Alors que les élections départementales approchent, le politologue Yvan Combeau analyse les forces en présence tout en posant une question cruciale. "Quelle présidence pour le Conseil départemental ?" : éléments de réponse avec Yvan Conmbeau.
Tribune d’Yvan Combeau
"Quelle présidence pour le Conseil départemental ?"
"Depuis 2004, Nassimah Dindar préside le Conseil général de La Réunion. Plus d’une décennie à la tête de cette assemblée et un parcours original dans la vie politique de La Réunion. Un Itinéraire politique qui traverse le RPR, l’UMP, l’UDI avec la réorganisation des centres, des « modérés » et depuis 2008 toujours le souci de maintenir une position d’équilibre afin de maîtriser sa majorité tri-partite départementale (droite-gauche).
Sur l’axe chronologique récent s’observent des distorsions autorisant le discours en faveur de la marche des « progressistes » aux cantonales (mars 2011), le soutien à la liste de Paul Vergès (septembre 2011), la participation aux primaires socialistes (et donc de se reconnaître et signer le texte sur l’acceptation des « valeurs de la gauche »)… et finalement en 2014 l’approbation du « pacte » des droites, des centres avec Didier Robert.

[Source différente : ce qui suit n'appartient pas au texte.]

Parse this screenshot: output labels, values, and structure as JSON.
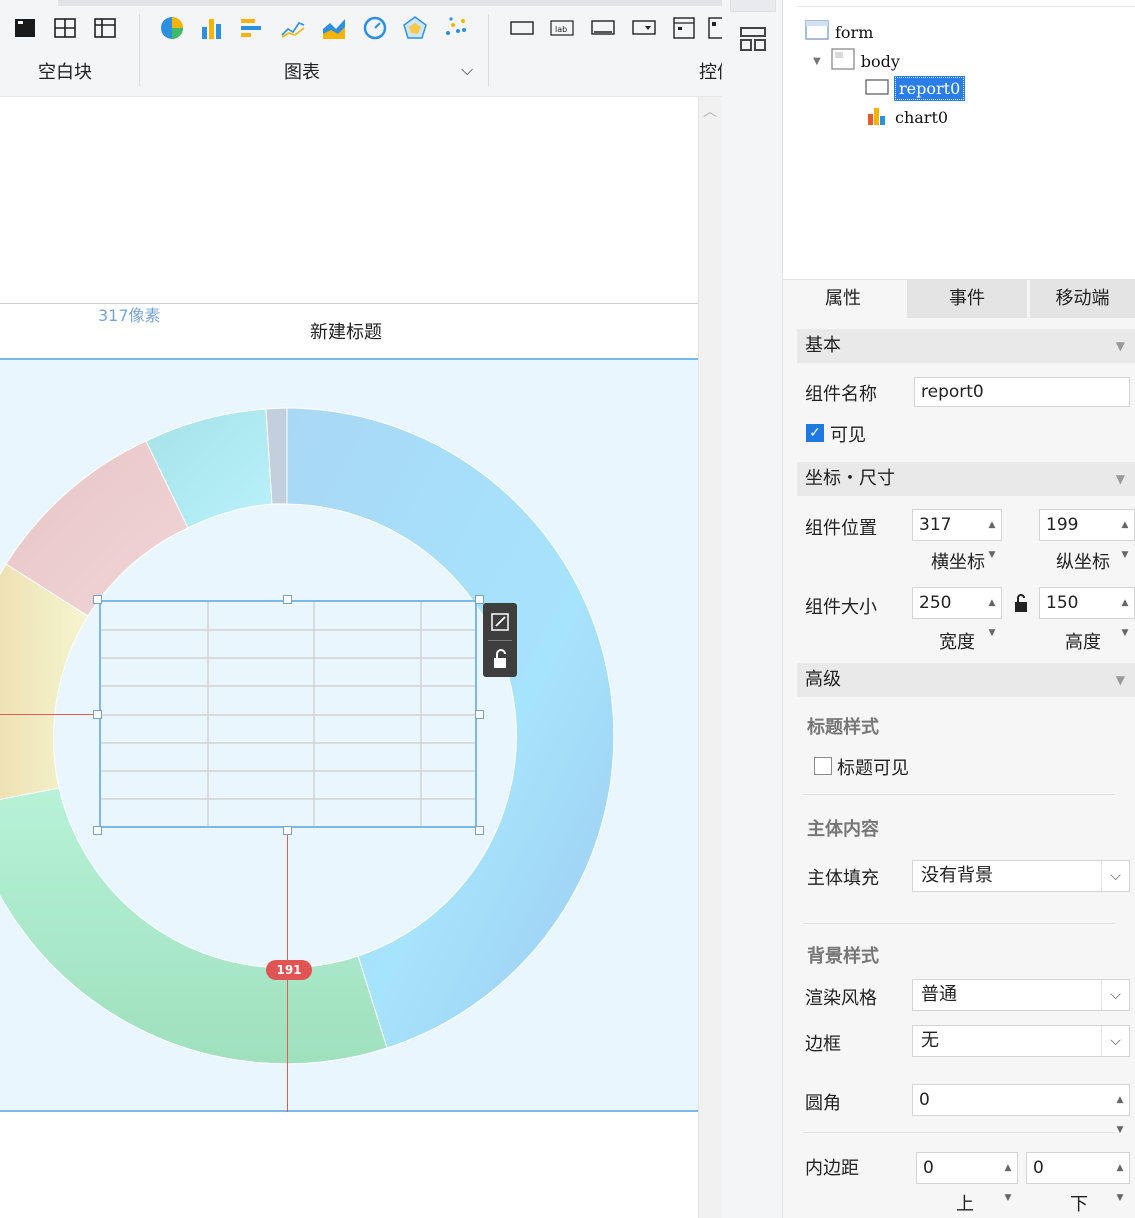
{
  "toolbar": {
    "groups": [
      {
        "label": "空白块"
      },
      {
        "label": "图表"
      },
      {
        "label": "控件"
      }
    ],
    "blank_icons": [
      "panel-icon",
      "split-layout-icon",
      "grid-layout-icon"
    ],
    "chart_icons": [
      "pie-chart-icon",
      "bar-chart-icon",
      "horizontal-bar-icon",
      "line-chart-icon",
      "area-chart-icon",
      "gauge-chart-icon",
      "radar-chart-icon",
      "scatter-chart-icon"
    ],
    "control_icons": [
      "textbox-icon",
      "label-icon",
      "button-icon",
      "dropdown-icon",
      "date-picker-icon",
      "calendar-icon"
    ]
  },
  "canvas": {
    "pixel_hint": "317像素",
    "widget_title": "新建标题",
    "guide_badge": "191"
  },
  "tree": {
    "nodes": [
      {
        "label": "form"
      },
      {
        "label": "body"
      },
      {
        "label": "report0",
        "selected": true
      },
      {
        "label": "chart0"
      }
    ]
  },
  "props": {
    "tabs": [
      "属性",
      "事件",
      "移动端"
    ],
    "basic": {
      "title": "基本",
      "name_label": "组件名称",
      "name_value": "report0",
      "visible_label": "可见",
      "visible": true
    },
    "geometry": {
      "title": "坐标・尺寸",
      "position_label": "组件位置",
      "x_value": "317",
      "y_value": "199",
      "x_caption": "横坐标",
      "y_caption": "纵坐标",
      "size_label": "组件大小",
      "w_value": "250",
      "h_value": "150",
      "w_caption": "宽度",
      "h_caption": "高度"
    },
    "advanced": {
      "title": "高级",
      "title_style_label": "标题样式",
      "title_visible_label": "标题可见",
      "title_visible": false,
      "body_content_label": "主体内容",
      "body_fill_label": "主体填充",
      "body_fill_value": "没有背景",
      "bg_style_label": "背景样式",
      "render_label": "渲染风格",
      "render_value": "普通",
      "border_label": "边框",
      "border_value": "无",
      "radius_label": "圆角",
      "radius_value": "0",
      "padding_label": "内边距",
      "padding_top": "0",
      "padding_bottom": "0",
      "top_caption": "上",
      "bottom_caption": "下"
    }
  },
  "colors": {
    "accent": "#2b7de9",
    "chart_bg": "#eaf6fd",
    "guide": "#e35a5a"
  }
}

Il était intéressant d’écouter Jean Christophe Lagarde (visite en janvier 2015) quand il parlait de la nécessité de jouer « la clarté ». Le message s’adressait probablement aussi à la présidente du Conseil général. Mais, l’argument sur le dépassement des clivages gauche/droite déjà présent dans son discours lors de son élection au Conseil général en 2008, sa volonté ne n’avoir pour parti que la réussite de La Réunion et de pouvoir partager la photographie d’un rassemblement avec la quasi-totalité des dirigeants politiques de l’île : ce sont là aussi des traits d’un itinéraire politique plus en ligne brisée qu’en ligne continue.

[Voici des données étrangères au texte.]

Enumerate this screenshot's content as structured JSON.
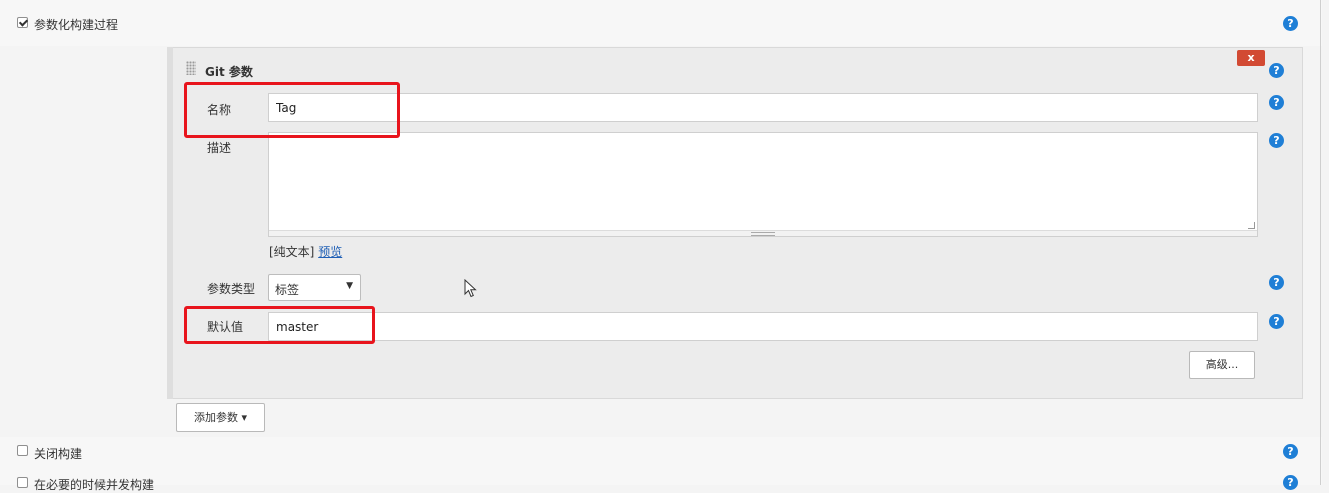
{
  "section": {
    "parameterized_label": "参数化构建过程",
    "parameterized_checked": true
  },
  "git_param": {
    "title": "Git 参数",
    "delete_label": "x",
    "name_label": "名称",
    "name_value": "Tag",
    "desc_label": "描述",
    "desc_value": "",
    "plain_text": "[纯文本]",
    "preview": "预览",
    "type_label": "参数类型",
    "type_value": "标签",
    "default_label": "默认值",
    "default_value": "master",
    "advanced": "高级..."
  },
  "add_param": {
    "label": "添加参数",
    "arrow": "▾"
  },
  "options": [
    {
      "label": "关闭构建",
      "checked": false
    },
    {
      "label": "在必要的时候并发构建",
      "checked": false
    }
  ],
  "help_glyph": "?",
  "colors": {
    "help_blue": "#1f7fd6",
    "delete_red": "#d24a33",
    "highlight_red": "#e8141c",
    "link_blue": "#1f5fb5"
  }
}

La vie politique réunionnaise est souvent caractérisée par une forte plasticité de son personnel. La société politique peut se définir par cette succession d’ententes.
Les stratégies ne surprennent plus l’opinion publique qui a contemplé la vie politique sur ces trente dernières années. L’électeur s’est habitué à cette capacité à sauter les lignes et changer les accords et les combinaisons selon les temporalités et les contextes.

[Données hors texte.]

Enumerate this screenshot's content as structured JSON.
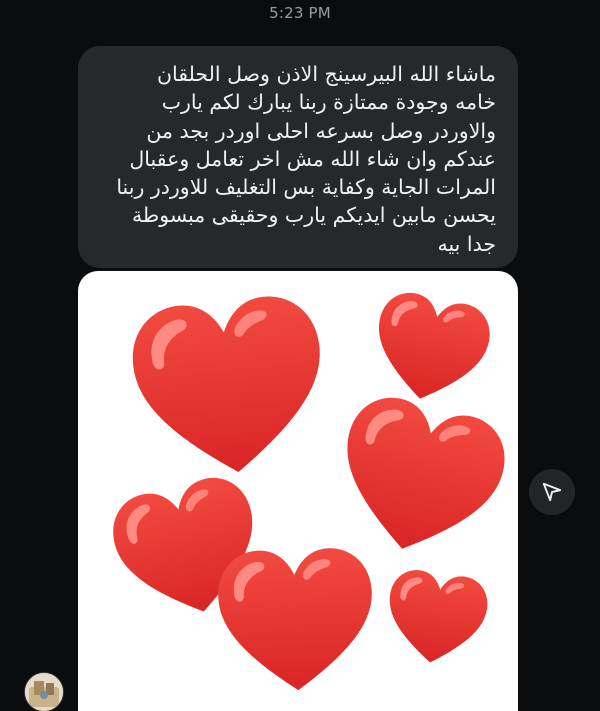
{
  "status": {
    "time": "5:23 PM"
  },
  "message": {
    "text": "ماشاء الله البيرسينج الاذن وصل الحلقان\nخامه وجودة ممتازة ربنا يبارك لكم يارب\nوالاوردر وصل بسرعه احلى اوردر بجد من\nعندكم وان شاء الله مش اخر تعامل وعقبال\nالمرات الجاية وكفاية بس التغليف للاوردر ربنا\nيحسن مابين ايديكم يارب وحقيقى مبسوطة\nجدا بيه"
  },
  "attachment": {
    "description": "red-hearts-sticker",
    "heart_color": "#e8302e",
    "highlight_color": "#ff8c86"
  },
  "actions": {
    "share_icon": "send-icon"
  },
  "sender": {
    "avatar_icon": "avatar"
  }
}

Dans cette vie politique de La Réunion, Nassimah Dindar a surtout montré son aptitude à fédérer des ententes.
Pour les scrutins de 2008, 2011 et plus encore 2015, une large part du questionnement sur le troisième tour des consultations c’est à dire l’élection à la présidence intègre nombre de discussions sur ses options.
En 2015, l’actuelle présidente du Conseil général concentre encore l’attention et les interrogations sur son devenir et sa propension à organiser de nouvelles combinaisons politiques.
Au sein de la société politique, Nassimah Dinar se situe plus dans les logiques d’associations que dans les logiques de centralisation. Elle a su adapter sa démarche, profiler son action au regard de ses forces. Elle apparaît principalement dans le rôle de « la clé de voûte » bien moins dans la fonction de chef de parti. Elle se met davantage dans la posture de la fédératrice, se veut un point de convergence. Elle entre plus dans le rôle de pivot que dans celui de leader privilégiant la construction de connexions avec d’autres forces afin d’y apparaître comme la personnalité indispensable, précisément parce qu’elle se place comme garante du fonctionnement au centre du dispositif. Elle ne s’appuie pas sur la force d’un parti, mais sur sa disposition à réussir des alliances, des jonctions politiques.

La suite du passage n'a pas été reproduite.